# flounder



## NavySnooker (Sep 10, 2008)

hey, new to this site. lookin' for someone with a flounder boat that's willing to take 2 salty dog navy boys out on good night of flounder giggin'. i know gas prices and everything is quite high right now. we are willing to pay for gas and whatever else you may need to satisfy our thirst for the old flat mud monsters. i'm from tampa bay and my buddy is from jax. we will be here for the next year or so, and flounder giggin is the only thing we're not equipped to do.any help is much appreciated. my wife just loves those little tasty morsels. you can reach me at [email protected]

mucho thanks


----------



## FlounderAssassin (Sep 28, 2007)

Welcome to the Forum! Have a few trips planned for this time im home but already have passengers going with me...if someone backs out ill send you a PM


----------



## NavySnooker (Sep 10, 2008)

i'm itching to get out. if anyone else wants to hook it up, we will make it well worth your time.i'll have my pro-line up here soon enough for some winter grouper action if anyone is interested.


----------



## Midnight Rider (Sep 30, 2007)

You dont need a boat to gig flounder. You can wade for them. Kinda primitive but can be productive.
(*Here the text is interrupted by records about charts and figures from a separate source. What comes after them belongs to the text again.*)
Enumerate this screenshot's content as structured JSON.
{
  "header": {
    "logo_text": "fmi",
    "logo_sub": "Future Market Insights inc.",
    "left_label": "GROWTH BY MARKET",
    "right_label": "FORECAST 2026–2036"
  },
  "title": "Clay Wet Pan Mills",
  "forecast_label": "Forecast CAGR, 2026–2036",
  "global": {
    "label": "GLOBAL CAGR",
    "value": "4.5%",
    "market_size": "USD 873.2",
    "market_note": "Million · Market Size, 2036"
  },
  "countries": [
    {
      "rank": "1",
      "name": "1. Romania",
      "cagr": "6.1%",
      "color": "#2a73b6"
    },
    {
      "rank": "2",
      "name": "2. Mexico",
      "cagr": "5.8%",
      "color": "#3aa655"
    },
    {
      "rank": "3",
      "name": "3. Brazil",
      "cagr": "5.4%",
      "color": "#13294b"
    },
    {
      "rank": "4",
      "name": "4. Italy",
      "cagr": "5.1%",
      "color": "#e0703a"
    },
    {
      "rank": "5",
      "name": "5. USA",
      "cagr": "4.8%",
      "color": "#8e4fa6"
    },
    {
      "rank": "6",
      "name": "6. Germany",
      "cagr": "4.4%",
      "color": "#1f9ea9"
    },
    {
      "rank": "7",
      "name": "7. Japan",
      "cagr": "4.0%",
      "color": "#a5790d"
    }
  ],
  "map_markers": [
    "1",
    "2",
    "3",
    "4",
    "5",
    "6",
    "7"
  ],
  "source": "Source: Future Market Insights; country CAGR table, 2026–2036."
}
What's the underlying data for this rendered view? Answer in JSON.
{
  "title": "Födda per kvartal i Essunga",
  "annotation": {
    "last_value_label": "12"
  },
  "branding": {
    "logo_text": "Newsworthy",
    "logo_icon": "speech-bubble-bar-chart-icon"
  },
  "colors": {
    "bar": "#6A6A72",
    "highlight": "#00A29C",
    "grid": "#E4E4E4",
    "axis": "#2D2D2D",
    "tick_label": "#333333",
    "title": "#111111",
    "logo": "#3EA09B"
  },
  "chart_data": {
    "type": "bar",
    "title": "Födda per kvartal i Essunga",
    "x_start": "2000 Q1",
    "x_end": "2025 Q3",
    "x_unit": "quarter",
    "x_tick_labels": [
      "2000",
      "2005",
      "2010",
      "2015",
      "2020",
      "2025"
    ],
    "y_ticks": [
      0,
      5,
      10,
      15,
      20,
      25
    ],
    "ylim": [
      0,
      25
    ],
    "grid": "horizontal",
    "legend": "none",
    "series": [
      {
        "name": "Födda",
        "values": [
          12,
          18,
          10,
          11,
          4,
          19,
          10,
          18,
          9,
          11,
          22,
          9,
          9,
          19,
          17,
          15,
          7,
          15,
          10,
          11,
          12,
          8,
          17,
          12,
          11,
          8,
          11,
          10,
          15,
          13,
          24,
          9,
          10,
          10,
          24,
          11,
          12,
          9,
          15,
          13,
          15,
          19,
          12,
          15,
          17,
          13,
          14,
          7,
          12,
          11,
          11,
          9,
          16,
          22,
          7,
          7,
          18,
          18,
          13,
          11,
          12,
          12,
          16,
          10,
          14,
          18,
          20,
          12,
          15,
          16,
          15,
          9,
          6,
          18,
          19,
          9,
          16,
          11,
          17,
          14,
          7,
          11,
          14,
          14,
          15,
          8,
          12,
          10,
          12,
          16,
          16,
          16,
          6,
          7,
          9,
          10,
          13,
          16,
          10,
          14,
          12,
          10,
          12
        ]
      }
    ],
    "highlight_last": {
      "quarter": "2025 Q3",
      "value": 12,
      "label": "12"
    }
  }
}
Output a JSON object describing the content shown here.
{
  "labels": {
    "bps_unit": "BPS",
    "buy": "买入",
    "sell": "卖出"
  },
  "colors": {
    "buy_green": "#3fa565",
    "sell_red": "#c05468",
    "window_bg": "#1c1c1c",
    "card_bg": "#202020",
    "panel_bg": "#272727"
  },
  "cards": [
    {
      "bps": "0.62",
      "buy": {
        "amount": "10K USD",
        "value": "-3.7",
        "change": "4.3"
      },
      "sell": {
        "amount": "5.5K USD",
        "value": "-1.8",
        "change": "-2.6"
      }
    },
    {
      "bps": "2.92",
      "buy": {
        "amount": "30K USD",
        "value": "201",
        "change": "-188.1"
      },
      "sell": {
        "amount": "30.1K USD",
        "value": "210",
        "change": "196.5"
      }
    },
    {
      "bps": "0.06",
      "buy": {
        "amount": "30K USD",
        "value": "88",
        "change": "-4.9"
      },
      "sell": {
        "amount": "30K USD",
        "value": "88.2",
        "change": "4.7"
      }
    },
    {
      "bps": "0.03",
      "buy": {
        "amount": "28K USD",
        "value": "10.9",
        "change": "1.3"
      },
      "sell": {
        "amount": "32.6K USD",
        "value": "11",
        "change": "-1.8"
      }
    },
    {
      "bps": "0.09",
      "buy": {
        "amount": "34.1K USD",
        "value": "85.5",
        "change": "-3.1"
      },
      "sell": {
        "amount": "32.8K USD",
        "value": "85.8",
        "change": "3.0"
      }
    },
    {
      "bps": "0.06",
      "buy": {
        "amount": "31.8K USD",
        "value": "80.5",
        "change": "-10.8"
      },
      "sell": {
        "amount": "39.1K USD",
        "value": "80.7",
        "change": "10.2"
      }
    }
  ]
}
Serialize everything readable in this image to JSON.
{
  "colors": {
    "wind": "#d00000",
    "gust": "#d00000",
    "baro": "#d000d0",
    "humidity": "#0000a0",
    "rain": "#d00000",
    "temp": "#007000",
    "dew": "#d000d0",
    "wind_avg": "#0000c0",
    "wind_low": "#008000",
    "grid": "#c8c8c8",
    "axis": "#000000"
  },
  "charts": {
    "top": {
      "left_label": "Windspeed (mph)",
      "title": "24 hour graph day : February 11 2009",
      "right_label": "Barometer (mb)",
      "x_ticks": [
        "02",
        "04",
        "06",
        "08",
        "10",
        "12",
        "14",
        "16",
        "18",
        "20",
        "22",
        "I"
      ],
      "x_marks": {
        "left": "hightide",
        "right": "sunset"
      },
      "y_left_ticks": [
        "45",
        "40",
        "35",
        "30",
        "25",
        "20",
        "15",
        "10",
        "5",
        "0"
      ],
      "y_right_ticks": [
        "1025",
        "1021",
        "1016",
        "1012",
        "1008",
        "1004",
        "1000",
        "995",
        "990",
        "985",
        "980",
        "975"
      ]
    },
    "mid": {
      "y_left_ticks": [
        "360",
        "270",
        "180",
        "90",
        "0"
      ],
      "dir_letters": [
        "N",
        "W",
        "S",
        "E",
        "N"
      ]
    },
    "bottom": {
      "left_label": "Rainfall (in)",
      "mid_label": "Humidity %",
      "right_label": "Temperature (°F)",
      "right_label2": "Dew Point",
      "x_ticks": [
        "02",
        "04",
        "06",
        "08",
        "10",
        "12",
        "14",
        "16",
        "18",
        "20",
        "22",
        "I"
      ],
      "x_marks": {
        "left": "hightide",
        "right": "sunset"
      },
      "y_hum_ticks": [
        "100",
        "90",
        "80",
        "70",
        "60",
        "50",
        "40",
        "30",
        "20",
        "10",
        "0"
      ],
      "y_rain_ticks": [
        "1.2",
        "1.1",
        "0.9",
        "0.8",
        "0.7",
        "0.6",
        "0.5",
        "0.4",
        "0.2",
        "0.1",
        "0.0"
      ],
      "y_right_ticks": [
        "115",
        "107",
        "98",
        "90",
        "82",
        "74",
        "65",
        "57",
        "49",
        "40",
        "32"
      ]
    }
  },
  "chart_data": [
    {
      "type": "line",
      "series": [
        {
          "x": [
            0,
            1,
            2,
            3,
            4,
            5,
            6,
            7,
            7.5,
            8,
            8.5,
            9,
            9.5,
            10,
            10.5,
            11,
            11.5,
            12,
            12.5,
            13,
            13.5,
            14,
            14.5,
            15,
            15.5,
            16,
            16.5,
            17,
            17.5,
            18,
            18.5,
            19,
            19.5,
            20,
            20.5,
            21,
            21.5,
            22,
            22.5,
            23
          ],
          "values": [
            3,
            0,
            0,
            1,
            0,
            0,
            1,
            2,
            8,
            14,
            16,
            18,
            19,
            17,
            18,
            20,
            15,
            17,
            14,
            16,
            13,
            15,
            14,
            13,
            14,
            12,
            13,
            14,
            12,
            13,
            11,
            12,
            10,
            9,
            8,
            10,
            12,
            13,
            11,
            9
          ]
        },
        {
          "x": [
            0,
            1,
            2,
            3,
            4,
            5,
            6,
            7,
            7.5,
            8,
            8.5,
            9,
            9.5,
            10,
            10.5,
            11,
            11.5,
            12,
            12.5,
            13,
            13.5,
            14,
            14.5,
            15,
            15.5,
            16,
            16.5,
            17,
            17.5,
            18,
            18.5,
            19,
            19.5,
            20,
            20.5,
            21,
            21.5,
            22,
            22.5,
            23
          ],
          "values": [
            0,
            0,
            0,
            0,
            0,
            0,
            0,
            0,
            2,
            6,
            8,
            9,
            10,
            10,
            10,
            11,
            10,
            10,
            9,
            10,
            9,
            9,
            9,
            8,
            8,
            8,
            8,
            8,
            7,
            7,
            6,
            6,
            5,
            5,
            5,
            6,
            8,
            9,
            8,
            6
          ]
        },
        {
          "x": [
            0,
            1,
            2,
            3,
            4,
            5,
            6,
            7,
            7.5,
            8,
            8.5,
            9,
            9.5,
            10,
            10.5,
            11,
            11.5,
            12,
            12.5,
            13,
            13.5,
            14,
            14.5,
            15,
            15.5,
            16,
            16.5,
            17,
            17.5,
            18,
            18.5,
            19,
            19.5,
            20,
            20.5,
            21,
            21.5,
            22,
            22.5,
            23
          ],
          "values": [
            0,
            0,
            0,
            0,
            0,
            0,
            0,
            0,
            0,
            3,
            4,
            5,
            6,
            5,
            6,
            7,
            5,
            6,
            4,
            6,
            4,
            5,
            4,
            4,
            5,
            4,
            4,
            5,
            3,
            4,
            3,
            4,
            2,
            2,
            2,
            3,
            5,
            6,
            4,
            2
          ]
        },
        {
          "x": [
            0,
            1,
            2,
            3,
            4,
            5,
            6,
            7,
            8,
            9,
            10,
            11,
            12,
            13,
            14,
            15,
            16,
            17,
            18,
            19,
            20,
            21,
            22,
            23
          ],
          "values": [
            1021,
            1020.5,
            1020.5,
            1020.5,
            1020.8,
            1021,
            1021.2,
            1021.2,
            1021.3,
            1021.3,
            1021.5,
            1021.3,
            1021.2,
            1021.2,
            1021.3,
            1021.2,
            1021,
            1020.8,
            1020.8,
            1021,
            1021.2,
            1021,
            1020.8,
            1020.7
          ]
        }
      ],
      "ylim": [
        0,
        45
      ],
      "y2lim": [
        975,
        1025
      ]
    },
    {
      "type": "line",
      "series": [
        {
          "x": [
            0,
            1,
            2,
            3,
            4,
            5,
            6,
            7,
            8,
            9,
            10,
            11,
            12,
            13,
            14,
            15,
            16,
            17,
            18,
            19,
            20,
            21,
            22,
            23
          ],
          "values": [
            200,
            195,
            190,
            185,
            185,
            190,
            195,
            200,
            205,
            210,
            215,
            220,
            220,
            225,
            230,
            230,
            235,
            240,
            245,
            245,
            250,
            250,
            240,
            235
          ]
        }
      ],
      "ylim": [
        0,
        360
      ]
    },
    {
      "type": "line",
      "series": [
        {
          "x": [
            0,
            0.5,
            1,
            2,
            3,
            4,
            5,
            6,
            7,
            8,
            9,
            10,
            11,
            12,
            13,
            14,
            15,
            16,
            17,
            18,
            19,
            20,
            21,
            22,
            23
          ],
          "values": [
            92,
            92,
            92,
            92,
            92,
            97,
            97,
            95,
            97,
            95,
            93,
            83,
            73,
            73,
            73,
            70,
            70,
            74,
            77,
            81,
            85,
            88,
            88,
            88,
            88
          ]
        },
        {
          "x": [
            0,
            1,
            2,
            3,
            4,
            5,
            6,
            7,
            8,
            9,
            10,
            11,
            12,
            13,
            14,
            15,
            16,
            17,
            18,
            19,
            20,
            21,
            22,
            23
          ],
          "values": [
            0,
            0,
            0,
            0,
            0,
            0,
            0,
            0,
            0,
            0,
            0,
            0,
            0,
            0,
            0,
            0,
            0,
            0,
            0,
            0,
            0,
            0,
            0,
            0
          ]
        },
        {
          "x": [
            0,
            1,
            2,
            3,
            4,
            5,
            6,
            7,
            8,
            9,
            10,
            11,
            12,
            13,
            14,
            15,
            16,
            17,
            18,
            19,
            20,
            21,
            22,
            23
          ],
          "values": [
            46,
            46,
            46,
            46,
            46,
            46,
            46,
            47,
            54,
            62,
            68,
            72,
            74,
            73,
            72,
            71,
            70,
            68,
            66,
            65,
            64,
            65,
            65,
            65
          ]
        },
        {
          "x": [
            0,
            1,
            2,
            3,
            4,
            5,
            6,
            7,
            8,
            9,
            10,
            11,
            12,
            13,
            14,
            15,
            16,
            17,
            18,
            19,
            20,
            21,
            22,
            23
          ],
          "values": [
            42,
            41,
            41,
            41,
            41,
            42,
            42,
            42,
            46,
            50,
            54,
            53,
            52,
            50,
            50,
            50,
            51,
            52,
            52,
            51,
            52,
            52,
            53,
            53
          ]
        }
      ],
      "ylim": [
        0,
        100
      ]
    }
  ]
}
All you need is a inner tube, wash tub, 12 volt battery, gig, and light source, and you are in bussines.


----------



## countryjwh (Nov 20, 2007)

i have a boat but it is nice to get out and walk every once in a while. all you need if you do it like me is a gig, propane light ( not the walmart ones), coated stringer with a float on the end ( coated stringer because it make it alot easier to slide to fish off the stringer, can get at academy) and a plastic bag ( just in case you run into some softshells. i alwasy like to be prepared.


----------



## NavySnooker (Sep 10, 2008)

hell yes, i'll give it a try. i'll let you know how i do. what are some good palces to go?


----------



## Death From Above (Sep 28, 2007)

Chicken Bone Beach is pretty good when the winds not blowing.


----------